Wahai Pemuda, Hidup Di Dunia Hanyalah Sementara
Rasulullah shallallahu alaihi wa sallam pernah menasehati seorang
sahabat yang tatkala itu berusia muda (berumur sekitar 12 tahun) yaitu
Ibnu Umar radhiyallahu ‘anhuma. (Syarh Al Arba’in An Nawawiyah Syaikh
Sholeh Alu Syaikh, 294). Beliau shallallahu ‘alaihi wa sallam memegang
pundaknya lalu bersabda,
كُنْ فِي الدُّنْيَا كَأَنَّكَ غَرِيْبٌ , أَوْ عَابِرُ سَبِيْلٍ
“Hiduplah engkau di dunia ini seakan-akan sebagai orang asing atau pengembara.” (HR. Bukhari no. 6416)

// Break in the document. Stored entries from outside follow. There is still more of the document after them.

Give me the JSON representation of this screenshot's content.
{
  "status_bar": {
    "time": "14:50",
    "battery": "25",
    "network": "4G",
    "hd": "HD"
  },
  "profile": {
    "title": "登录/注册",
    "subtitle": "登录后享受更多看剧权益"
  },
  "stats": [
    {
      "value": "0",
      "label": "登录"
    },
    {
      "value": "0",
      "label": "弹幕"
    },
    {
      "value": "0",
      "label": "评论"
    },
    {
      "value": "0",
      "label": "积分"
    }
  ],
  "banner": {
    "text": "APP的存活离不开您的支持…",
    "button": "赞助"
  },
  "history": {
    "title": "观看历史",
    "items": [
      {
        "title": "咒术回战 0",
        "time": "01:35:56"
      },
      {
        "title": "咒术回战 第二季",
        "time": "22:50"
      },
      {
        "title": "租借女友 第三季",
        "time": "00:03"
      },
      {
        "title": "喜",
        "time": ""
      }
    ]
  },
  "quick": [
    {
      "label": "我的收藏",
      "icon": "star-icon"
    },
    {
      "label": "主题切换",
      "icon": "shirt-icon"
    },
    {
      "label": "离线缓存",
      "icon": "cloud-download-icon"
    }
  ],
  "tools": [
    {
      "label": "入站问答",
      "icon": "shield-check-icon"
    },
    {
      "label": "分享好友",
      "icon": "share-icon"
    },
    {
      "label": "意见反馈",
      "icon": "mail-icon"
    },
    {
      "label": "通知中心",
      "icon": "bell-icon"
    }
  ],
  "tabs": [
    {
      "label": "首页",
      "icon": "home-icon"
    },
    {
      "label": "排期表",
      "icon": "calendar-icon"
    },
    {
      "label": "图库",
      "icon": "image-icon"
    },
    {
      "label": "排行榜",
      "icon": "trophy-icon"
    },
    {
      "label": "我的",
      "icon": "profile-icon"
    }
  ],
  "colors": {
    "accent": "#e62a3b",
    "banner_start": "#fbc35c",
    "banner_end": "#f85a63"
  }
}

Lihatlah nasehat yang sangat bagus sekali dari Nabi shallallahu ‘alaihi
wa sallam kepada sahabat yang masih berusia belia. Ath Thibiy
mengatakan, “Rasulullah shallallahu ‘alaihi wa sallam memisalkan
orang yang hidup di dunia ini dengan orang asing (al ghorib) yang tidak
memiliki tempat berbaring dan tempat tinggal. Kemudian beliau
shallallahu ‘alaihi wa sallam mengatakan lebih lagi yaitu memisalkan
dengan pengembara. Orang asing dapat tinggal di negeri asing. Hal ini
berbeda dengan seorang pengembara yang bermaksud menuju negeri yang
jauh, di kanan kirinya terdapat lembah-lembah, akan ditemui tempat yang
membinasakan, dia akan melewati padang pasir yang menyengsarakan dan
juga terdapat perampok. Orang seperti ini tidaklah tinggal kecuali hanya
sebentar sekali, sekejap mata.” (Dinukil dari Fathul Bariy, 18/224)

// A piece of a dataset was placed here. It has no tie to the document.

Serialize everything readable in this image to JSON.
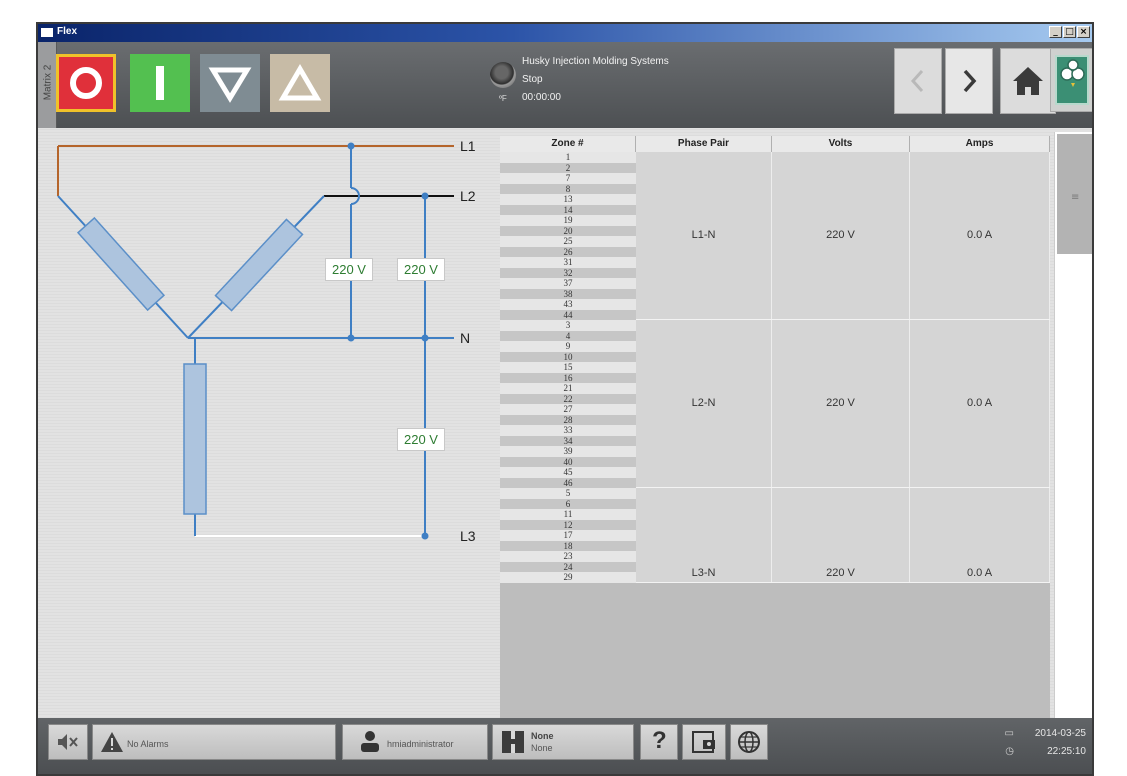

Negeri asing dan tempat pengembaraan yang dimaksudkan dalam hadits
ini adalah dunia dan negeri tujuannya adalah akhirat. Jadi, hadits ini
mengingatkan kita dengan kematian sehingga kita jangan berpanjang
angan-angan. Hadits ini juga mengingatkan kita supaya mempersiapkan diri
untuk negeri akhirat dengan amal sholeh. (Lihat Fathul Qowil Matin)
Dalam hadits lainnya, Rasulullah shallallahu ‘alaihi wa sallam bersabda,
مَا لِى وَمَا لِلدُّنْيَا مَا أَنَا فِى الدُّنْيَا إِلاَّ كَرَاكِبٍ اسْتَظَلَّ تَحْتَ شَجَرَةٍ ثُمَّ رَاحَ وَتَرَكَهَا
“Apa peduliku dengan dunia?! Tidaklah aku tinggal di dunia
melainkan seperti musafir yang berteduh di bawah pohon dan beristirahat,
lalu musafir tersebut meninggalkannya.” (HR. Tirmidzi no. 2551. Dikatakan shohih oleh Syaikh Al Albani dalam Shohih wa Dho’if Sunan At Tirmidzi)
‘Ali bin Abi Tholib radhiyallahu ‘anhu juga memberi petuah kepada kita,
ارْتَحَلَتِ
الدُّنْيَا مُدْبِرَةً ، وَارْتَحَلَتِ الآخِرَةُ مُقْبِلَةً ، وَلِكُلِّ
وَاحِدَةٍ مِنْهُمَا بَنُونَ ، فَكُونُوا مِنْ أَبْنَاءِ الآخِرَةِ ، وَلاَ
تَكُونُوا مِنْ أَبْنَاءِ الدُّنْيَا ، فَإِنَّ الْيَوْمَ عَمَلٌ وَلاَ
حِسَابَ ، وَغَدًا حِسَابٌ وَلاَ عَمَلَ
“Dunia itu akan pergi menjauh. Sedangkan akhirat akan mendekat.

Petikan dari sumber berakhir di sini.